He was born on April 1, 1920, in the village of Shahnazar (now Metsavan), now located in the Lori Province of Armenia. In 1941 he graduated from the Yerevan State University (YSU) Faculty of Philology. From 1941 to 1943 he served in the Second World War.

From 1945 to 1949 he was a senior lecturer at YSU Faculty of Philology. From 1948 to 1957 he was the Head of the Department of Foreign Languages. From 1957 to 1970 he was the Head of the Chair of Romance and Germanic Philology. From 1970 he was the Professor of the Chair of General Linguistics.
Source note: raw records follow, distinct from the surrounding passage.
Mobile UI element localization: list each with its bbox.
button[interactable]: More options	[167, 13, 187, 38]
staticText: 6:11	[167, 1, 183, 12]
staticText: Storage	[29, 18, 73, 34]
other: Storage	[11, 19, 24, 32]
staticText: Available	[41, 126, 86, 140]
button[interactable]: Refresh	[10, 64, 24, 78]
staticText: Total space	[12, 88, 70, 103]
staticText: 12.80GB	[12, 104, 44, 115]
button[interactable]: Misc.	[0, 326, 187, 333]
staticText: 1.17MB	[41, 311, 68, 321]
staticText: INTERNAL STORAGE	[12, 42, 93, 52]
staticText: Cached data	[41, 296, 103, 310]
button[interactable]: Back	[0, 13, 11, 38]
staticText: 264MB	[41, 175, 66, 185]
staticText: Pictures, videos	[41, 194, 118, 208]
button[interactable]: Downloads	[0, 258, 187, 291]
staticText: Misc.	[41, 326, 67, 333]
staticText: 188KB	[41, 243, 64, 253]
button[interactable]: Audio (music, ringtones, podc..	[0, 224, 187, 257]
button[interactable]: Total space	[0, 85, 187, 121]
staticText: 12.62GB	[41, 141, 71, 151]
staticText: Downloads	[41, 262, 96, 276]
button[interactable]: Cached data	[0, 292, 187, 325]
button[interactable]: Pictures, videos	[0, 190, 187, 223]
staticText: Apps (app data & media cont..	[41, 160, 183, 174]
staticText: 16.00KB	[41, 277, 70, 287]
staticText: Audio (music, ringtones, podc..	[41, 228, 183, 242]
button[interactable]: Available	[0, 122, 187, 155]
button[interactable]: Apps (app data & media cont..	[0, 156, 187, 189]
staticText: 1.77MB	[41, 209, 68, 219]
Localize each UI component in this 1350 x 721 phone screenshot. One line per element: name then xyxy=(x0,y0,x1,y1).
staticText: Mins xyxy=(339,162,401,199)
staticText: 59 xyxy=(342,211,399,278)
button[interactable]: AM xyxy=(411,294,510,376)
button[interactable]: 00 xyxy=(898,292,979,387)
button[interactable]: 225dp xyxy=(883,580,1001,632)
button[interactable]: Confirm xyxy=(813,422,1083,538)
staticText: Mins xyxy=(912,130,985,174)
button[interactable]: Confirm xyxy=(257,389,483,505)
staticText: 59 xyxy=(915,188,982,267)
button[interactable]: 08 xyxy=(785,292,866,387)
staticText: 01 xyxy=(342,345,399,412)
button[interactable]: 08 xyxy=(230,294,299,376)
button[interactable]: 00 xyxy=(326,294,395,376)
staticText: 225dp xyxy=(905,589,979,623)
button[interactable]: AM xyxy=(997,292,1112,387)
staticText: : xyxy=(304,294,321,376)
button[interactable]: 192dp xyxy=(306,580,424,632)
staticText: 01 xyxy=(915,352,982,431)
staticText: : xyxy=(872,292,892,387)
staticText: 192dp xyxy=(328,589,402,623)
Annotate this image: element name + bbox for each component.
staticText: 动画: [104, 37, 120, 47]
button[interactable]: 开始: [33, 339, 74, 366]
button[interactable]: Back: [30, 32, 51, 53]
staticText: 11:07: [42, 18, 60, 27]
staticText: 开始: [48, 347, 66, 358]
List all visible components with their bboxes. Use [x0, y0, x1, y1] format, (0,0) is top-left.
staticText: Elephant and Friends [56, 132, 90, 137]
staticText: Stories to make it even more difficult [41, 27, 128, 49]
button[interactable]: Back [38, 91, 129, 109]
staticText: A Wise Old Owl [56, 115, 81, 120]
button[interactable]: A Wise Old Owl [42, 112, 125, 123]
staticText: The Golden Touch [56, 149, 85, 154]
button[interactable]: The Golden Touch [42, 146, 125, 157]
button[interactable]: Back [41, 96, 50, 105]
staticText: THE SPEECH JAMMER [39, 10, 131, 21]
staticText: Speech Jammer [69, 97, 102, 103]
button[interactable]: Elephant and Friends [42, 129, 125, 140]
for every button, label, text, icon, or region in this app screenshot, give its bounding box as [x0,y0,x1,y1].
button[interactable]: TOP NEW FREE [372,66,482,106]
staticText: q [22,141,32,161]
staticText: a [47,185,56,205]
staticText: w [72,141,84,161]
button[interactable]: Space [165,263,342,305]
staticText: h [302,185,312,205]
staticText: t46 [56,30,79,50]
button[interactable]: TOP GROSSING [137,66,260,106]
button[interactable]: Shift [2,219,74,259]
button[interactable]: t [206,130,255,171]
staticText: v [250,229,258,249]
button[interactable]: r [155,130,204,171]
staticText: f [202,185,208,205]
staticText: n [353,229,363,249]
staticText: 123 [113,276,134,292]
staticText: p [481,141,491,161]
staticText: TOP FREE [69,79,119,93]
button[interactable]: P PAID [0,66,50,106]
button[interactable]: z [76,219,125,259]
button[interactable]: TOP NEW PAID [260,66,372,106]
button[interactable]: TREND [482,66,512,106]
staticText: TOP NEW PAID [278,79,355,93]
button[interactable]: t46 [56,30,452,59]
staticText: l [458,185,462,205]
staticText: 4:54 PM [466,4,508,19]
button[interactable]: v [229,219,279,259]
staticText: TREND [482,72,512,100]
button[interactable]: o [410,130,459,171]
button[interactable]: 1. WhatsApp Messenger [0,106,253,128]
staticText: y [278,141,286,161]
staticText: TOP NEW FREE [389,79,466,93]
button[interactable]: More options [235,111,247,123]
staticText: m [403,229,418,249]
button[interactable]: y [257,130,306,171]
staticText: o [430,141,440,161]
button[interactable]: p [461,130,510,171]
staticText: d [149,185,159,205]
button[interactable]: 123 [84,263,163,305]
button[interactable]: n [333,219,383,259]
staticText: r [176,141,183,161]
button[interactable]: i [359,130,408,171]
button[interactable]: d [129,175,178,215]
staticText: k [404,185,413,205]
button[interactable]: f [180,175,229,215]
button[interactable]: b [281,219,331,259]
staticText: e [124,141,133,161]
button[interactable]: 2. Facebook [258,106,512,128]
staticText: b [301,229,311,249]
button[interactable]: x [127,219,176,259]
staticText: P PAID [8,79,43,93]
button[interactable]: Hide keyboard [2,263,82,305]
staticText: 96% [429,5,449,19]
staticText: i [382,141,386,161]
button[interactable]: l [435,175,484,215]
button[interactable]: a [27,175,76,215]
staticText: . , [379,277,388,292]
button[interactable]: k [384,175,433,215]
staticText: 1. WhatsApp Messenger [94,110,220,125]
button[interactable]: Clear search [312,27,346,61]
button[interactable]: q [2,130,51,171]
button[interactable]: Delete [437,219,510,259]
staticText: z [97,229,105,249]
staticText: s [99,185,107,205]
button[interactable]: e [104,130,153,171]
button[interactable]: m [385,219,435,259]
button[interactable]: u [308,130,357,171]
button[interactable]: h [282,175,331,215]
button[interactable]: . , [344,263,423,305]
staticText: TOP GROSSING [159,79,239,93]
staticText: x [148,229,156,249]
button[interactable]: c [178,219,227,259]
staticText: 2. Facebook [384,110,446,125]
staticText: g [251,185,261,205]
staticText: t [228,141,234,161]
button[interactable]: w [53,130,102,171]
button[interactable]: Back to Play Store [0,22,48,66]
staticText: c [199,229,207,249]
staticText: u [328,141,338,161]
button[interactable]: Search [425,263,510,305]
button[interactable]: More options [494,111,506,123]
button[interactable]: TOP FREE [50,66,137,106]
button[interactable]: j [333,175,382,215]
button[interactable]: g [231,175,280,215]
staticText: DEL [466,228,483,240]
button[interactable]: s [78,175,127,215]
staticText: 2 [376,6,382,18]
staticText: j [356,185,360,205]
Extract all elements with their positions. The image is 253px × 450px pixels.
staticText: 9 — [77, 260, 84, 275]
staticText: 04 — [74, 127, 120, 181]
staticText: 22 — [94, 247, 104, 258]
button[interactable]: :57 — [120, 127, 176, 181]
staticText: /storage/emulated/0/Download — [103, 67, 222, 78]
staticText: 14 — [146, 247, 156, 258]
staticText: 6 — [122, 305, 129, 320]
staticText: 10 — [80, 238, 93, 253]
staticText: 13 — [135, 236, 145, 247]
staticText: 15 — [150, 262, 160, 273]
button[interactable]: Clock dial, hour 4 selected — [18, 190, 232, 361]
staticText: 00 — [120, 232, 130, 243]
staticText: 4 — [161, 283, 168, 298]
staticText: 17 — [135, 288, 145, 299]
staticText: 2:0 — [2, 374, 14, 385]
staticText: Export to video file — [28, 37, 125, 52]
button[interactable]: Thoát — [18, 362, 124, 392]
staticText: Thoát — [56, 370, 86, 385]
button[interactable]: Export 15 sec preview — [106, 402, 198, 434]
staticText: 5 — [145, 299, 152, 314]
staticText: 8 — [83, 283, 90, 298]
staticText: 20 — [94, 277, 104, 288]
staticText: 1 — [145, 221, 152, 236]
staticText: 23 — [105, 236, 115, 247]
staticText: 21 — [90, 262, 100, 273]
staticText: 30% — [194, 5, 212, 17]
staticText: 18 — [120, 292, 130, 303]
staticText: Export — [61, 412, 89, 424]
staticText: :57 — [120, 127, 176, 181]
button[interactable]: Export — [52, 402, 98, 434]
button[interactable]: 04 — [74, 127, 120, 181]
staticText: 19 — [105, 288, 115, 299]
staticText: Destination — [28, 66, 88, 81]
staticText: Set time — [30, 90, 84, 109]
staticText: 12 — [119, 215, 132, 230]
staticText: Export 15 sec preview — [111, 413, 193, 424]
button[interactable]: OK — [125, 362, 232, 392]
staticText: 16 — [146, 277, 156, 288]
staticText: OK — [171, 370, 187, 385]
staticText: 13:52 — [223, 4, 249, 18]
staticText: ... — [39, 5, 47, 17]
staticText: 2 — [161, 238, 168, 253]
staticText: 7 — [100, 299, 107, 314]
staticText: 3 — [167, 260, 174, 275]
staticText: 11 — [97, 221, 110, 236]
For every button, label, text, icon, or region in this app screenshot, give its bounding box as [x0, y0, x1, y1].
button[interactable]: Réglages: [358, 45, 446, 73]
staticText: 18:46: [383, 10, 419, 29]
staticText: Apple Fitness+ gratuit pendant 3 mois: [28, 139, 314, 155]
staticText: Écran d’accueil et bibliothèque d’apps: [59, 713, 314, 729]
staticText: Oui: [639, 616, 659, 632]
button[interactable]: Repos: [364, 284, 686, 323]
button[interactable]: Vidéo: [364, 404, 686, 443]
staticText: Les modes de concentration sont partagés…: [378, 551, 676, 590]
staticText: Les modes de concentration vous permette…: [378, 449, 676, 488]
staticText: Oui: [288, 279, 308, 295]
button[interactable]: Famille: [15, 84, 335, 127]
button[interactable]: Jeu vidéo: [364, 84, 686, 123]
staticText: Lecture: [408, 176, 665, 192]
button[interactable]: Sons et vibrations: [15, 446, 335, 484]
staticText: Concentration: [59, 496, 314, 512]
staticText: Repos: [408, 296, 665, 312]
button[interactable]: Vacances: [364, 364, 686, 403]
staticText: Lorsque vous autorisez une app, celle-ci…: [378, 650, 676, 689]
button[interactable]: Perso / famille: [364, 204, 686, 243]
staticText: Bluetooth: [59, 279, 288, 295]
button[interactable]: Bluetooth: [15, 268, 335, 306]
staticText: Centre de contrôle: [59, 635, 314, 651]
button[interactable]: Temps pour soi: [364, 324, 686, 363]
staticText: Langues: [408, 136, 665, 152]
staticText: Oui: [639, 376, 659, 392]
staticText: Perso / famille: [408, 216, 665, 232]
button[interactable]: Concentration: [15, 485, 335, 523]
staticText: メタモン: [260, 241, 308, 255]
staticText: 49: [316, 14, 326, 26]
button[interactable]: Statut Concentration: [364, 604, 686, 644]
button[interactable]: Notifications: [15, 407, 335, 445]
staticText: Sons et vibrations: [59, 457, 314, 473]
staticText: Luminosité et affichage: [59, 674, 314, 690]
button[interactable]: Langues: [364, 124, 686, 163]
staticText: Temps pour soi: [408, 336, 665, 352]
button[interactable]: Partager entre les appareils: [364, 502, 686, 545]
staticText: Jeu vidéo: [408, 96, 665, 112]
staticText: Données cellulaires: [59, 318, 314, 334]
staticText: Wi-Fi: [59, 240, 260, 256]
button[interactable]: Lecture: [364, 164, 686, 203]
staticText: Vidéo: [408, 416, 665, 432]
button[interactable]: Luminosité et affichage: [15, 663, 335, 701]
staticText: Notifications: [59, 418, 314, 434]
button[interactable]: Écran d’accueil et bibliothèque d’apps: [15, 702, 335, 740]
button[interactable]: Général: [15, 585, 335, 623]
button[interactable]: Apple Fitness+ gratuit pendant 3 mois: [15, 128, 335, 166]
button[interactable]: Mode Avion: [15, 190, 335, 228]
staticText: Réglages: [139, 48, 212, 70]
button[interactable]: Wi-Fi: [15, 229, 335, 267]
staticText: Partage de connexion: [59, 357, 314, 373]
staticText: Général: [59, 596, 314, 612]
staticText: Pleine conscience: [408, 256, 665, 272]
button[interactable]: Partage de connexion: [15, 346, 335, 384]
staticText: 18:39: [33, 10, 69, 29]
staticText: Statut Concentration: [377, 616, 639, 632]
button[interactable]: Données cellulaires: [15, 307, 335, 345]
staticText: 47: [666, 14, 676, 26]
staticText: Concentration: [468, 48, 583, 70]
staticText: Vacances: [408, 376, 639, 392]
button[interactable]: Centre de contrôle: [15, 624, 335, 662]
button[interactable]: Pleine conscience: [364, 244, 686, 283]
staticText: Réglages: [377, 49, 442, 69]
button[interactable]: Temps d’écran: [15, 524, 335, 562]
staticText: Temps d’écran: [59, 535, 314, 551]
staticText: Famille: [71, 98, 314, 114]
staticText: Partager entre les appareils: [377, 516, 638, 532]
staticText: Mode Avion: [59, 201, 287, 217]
From 1962 to the end of his life he was the Director of the Acharian Institute of Language and Chairman of the Professional Council of Linguistics of the Academy of Sciences of the Armenian SSR. His two-volume History of Linguistics (Yerevan, 1960-1962, 2015) and General and Armenian Linguistics (Yerevan, 1978) led to the idea of creating a common language model, which was laid out in the monograph General Theory of Language (Russian, Moscow, 1999, English, 2003). In 1988 he was awarded the State Prize of the Armenian SSR. He died in Yerevan on July 8, 2005. His bronze bust is placed in the lobby of main building of YSU, and one of the classrooms of the Faculty of Armenian Philology is named after him.